Growing your own organic garden can be a great way to get some clean, healthy produce into your house, while also providing yourself with a relaxing, stress-relieving hobby. If this sounds great, but you aren’t sure where to start, don’t worry. Read on to find out how to make your own home garden!
If you have plants that are tall, support them with stakes. This will prevent tall plants from drooping over when they are heavy with blooms, which can look very messy. Support climbing shrubs with a lattice to keep the rambling vines under control and to prevent them from invading another plant area.
If you are planning an irrigation system for your garden, consider a drip irrigation system. A conventional system using sprinkler heads loses a lot water through evaporation. However, a drip system irrigates your garden by a constant slow drip of water beneath the surface, which means less water is wasted through evaporation.
Did you know that a tablespoon of powdered milk sprinkled around your rose bushes early in the season can help to prevent fungus growth on your beautiful flowers later in the spring? If you prefer to use a spray, you might try diluting some skim milk and spraying the plant leaves. The lower fat content in skim milk reduces the chance that it will turn rancid.
Roses can be difficult to grow in the best of conditions. Increase your chances for success by choosing the right rose for your climate. If your area has harsh winter conditions look for a rose with thicker petals. Mildew resistant varieties are ideal for humid areas and heat tolerant roses will do best in arid areas.
Bulbs produce beautiful flowers in your garden year after year. To achieve the most blooms, plant your bulbs as soon as temperatures in your area begin to cool in the fall. This is usually August in zones 1 to 4 and September in zones 4 to 7. Those in southern climates will have to chill their bulbs before planting.

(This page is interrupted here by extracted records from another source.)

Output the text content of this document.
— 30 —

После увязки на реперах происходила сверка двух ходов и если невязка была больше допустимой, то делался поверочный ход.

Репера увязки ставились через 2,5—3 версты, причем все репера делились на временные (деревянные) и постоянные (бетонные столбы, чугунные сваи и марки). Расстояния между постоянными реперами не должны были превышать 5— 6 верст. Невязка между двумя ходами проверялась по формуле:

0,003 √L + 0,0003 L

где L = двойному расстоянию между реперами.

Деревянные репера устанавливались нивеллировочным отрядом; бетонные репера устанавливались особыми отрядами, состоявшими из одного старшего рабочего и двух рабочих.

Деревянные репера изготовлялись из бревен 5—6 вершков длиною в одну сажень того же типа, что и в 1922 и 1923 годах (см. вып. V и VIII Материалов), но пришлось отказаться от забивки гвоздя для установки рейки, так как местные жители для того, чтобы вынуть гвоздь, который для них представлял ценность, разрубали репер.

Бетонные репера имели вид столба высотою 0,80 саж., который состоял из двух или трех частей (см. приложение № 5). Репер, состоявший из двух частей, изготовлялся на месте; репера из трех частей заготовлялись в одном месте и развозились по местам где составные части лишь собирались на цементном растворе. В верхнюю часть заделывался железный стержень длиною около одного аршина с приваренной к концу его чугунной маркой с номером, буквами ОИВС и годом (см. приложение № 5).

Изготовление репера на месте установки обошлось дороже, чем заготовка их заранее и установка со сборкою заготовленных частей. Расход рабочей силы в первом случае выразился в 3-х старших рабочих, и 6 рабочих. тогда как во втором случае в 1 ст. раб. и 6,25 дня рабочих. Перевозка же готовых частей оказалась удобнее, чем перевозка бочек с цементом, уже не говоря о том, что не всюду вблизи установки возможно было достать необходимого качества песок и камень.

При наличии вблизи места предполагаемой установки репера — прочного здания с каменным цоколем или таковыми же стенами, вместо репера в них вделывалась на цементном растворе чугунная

Plant in the shade. All plants need light to survive, but not all of them need brilliant sunshine. Plants native to woodland areas are happy when they get protection from the sun’s rays. There are many plants that will thrive in a shady garden, including Hosta, Cyclamen, Foxglove, Helleborus, Japanese Anemone, and Ajuga. By planting these, you will have a year-round display of color in even the shadiest of gardens.
Experiment with color pairings. Purple and yellow work very well together, and can be used to create either a warm or cool effect. For a warm effect, use more yellow flowers than purple, conversely, using mostly purple flowers will give you a cool, soothing effect. A mixture of tall purple delphiniums or penstemon, and lower growing yellow achillea gives a spectacular display.
Start your home organic garden today, and soon you’ll have plenty of delicious fresh produce, and the satisfaction of knowing that it came from plants you grew with your own hands. Don’t hesitate, use the information you’ve learned now to start building your own organic garden in your home!